How We Adjust Our Behavior to What Is Perceived as Normal

Tuck professor Jennifer Dannals explores social norms within teams.

Every office has its own way of doing things. 

Maybe it’s the kind of place where emails are returned within an hour of receiving them, or where people come in early, or stay late, or socialize in the kitchen over coffee in the afternoons. When we enter those new environments, we may find ourselves subtly conforming to what we perceive to be the expected behavior—suddenly coming in at 7 a.m, for example, even though we have never been a morning person before.

“A lot of individuals hold private beliefs, but they don’t act in line with them because they believe that the average belief within a group is different,” says Jennifer Dannals, who came to Tuck as a new assistant professor last July. Dannals has long been fascinated with how people change the way they act to bring themselves in line with perceived social norms. As a psychology major at Princeton, she worked on a project to change social norms around bullying in New Jersey schools. “I was interested in how we develop a sense of what is normal and not normal and what’s appropriate and not appropriate,” she says.

She went on to earn a doctorate at Stanford in organizational behavior, examining how that sense of perceived social norms is affected by diversity and hierarchy within an organization. In one recent research project, for example, she showed participants videos of people arriving to work to see how quickly new people get a sense of average behavior within a group. Overall, she found, participants were very quick to develop an accurate view of the time most people arrived at work

A lot of individuals hold private beliefs, but they don’t act in line with them because they believe that the average belief within a group is different. I was interested in how we develop a sense of what is normal and not normal and what’s appropriate and not appropriate.

When there was an outlier who arrived 15 or 20 minutes early or late, however, people tended to exaggerate their effect, revising their whole estimate in that person’s direction. “If something is really available to you in your mind, you tend to over-represent it,” Dannals says. Interestingly, when people were much earlier or later, however, people discounted them as a fluke, and ignored them in their estimates. “That tells you something,” Dannals says. “If you want to change a social norm, it’s important to be sufficiently moderate rather than really dramatic overnight.”

In another project, she looked at how hierarchy affects people’s perceptions of what is appropriate in an organization. Despite the emphasis on leading by example, she actually found that most people coming into a new organization tended to put less stock in the actions of leaders in determining their own behavior, in favor of people lower in the hierarchy. “If you ask people whose advice they would like to read about organizational culture, more than half of people picked the people on the bottom end of the hierarchy,” she says. The findings emphasize the need to get buy-in from the rank and file in an organization in order to change or maintain social norms.

The same forces that lead you to become central to an organization, a tendency to extraversion or sociability, might lead you to become more biased in your perception of what’s appropriate.

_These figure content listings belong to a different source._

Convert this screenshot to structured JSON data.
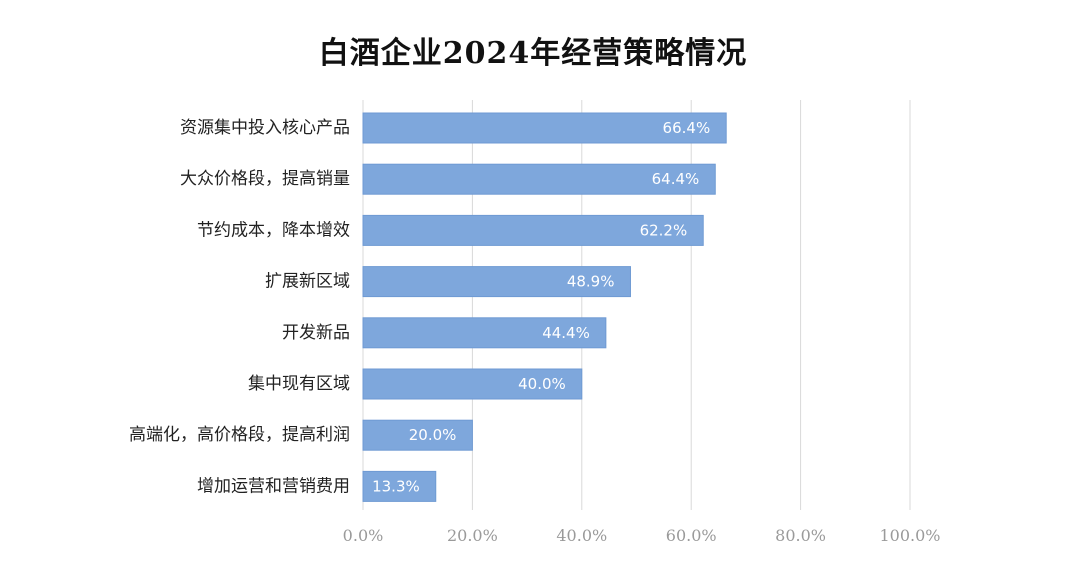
{
  "chart_data": {
    "type": "bar",
    "orientation": "horizontal",
    "title": "白酒企业2024年经营策略情况",
    "categories": [
      "资源集中投入核心产品",
      "大众价格段，提高销量",
      "节约成本，降本增效",
      "扩展新区域",
      "开发新品",
      "集中现有区域",
      "高端化，高价格段，提高利润",
      "增加运营和营销费用"
    ],
    "values": [
      66.4,
      64.4,
      62.2,
      48.9,
      44.4,
      40.0,
      20.0,
      13.3
    ],
    "value_labels": [
      "66.4%",
      "64.4%",
      "62.2%",
      "48.9%",
      "44.4%",
      "40.0%",
      "20.0%",
      "13.3%"
    ],
    "xlim": [
      0,
      100
    ],
    "x_ticks": [
      0,
      20,
      40,
      60,
      80,
      100
    ],
    "x_tick_labels": [
      "0.0%",
      "20.0%",
      "40.0%",
      "60.0%",
      "80.0%",
      "100.0%"
    ],
    "xlabel": "",
    "ylabel": "",
    "grid": "vertical",
    "legend": "none",
    "colors": {
      "bar": "#7ea7dc",
      "bar_stroke": "#6f9ad3",
      "grid": "#d9d9d9",
      "label_text": "#ffffff"
    }
  }
}
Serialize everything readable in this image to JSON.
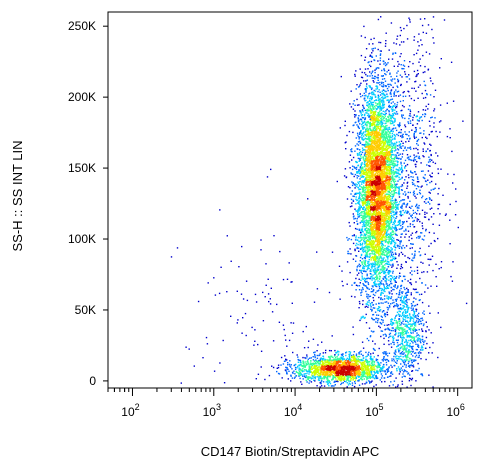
{
  "chart_data": {
    "type": "scatter",
    "title": "",
    "xlabel": "CD147 Biotin/Streptavidin APC",
    "ylabel": "SS-H :: SS INT LIN",
    "x_scale": "log",
    "y_scale": "linear",
    "xlim": [
      50,
      1500000
    ],
    "ylim": [
      -5000,
      260000
    ],
    "x_ticks": [
      {
        "value": 100,
        "base": "10",
        "exp": "2"
      },
      {
        "value": 1000,
        "base": "10",
        "exp": "3"
      },
      {
        "value": 10000,
        "base": "10",
        "exp": "4"
      },
      {
        "value": 100000,
        "base": "10",
        "exp": "5"
      },
      {
        "value": 1000000,
        "base": "10",
        "exp": "6"
      }
    ],
    "y_ticks": [
      {
        "value": 0,
        "label": "0"
      },
      {
        "value": 50000,
        "label": "50K"
      },
      {
        "value": 100000,
        "label": "100K"
      },
      {
        "value": 150000,
        "label": "150K"
      },
      {
        "value": 200000,
        "label": "200K"
      },
      {
        "value": 250000,
        "label": "250K"
      }
    ],
    "grid": false,
    "legend": "none",
    "color_map": [
      "#0000cc",
      "#0066ff",
      "#00ccff",
      "#33ff99",
      "#ccff00",
      "#ffcc00",
      "#ff5500",
      "#cc0000"
    ],
    "populations": [
      {
        "log_x_center": 5.0,
        "y_center": 135000,
        "log_x_sd": 0.13,
        "y_sd": 38000,
        "count": 5200
      },
      {
        "log_x_center": 4.55,
        "y_center": 9000,
        "log_x_sd": 0.28,
        "y_sd": 5000,
        "count": 1800
      },
      {
        "log_x_center": 5.35,
        "y_center": 35000,
        "log_x_sd": 0.12,
        "y_sd": 18000,
        "count": 700
      },
      {
        "log_x_center": 5.4,
        "y_center": 150000,
        "log_x_sd": 0.22,
        "y_sd": 55000,
        "count": 900
      },
      {
        "log_x_center": 3.6,
        "y_center": 40000,
        "log_x_sd": 0.5,
        "y_sd": 40000,
        "count": 120
      }
    ]
  }
}
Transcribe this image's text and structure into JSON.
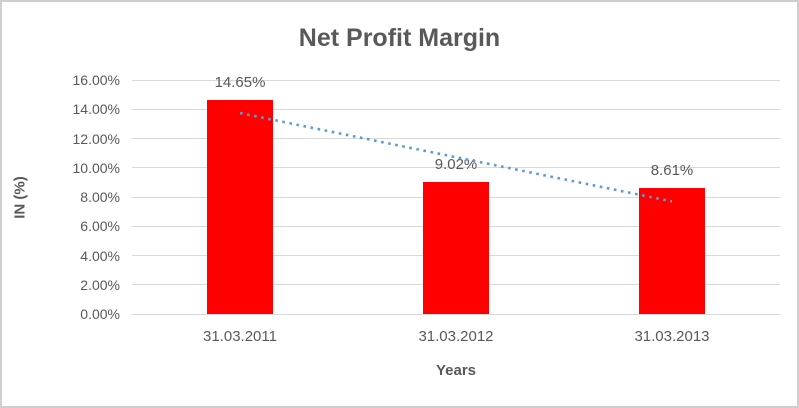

Dannals’ latest project is examining how someone’s position within an organization—whether they are central to the social network or on its fringes—influences their perceptions of norms. “The same forces that lead you to become central to an organization, a tendency to extraversion or sociability, might lead you to become more biased in your perception of what’s appropriate,” Dannals says. “There is an interesting tension between those things.” For that research she is partnering with Tuck colleagues Adam Kleinbaum and Daniel Feiler who have long been collecting data on social networks.

Dannals is herself acclimating quickly to the social norms of Tuck. “The faculty and students are all very community-minded and collegial and nice,” she says, noting that in the psychological literature, people tend to adapt more quickly in smaller communities. “In a big city, people can easily defect from the collective if they choose,” she says. For that reason, she says, it’s definitely been a positive to see how welcoming Tuck’s community has been. “People really want you to feel like you can get involved easily. They ask you what you’re doing outside work, and really want to know the whole person,” she says. “So far so good.”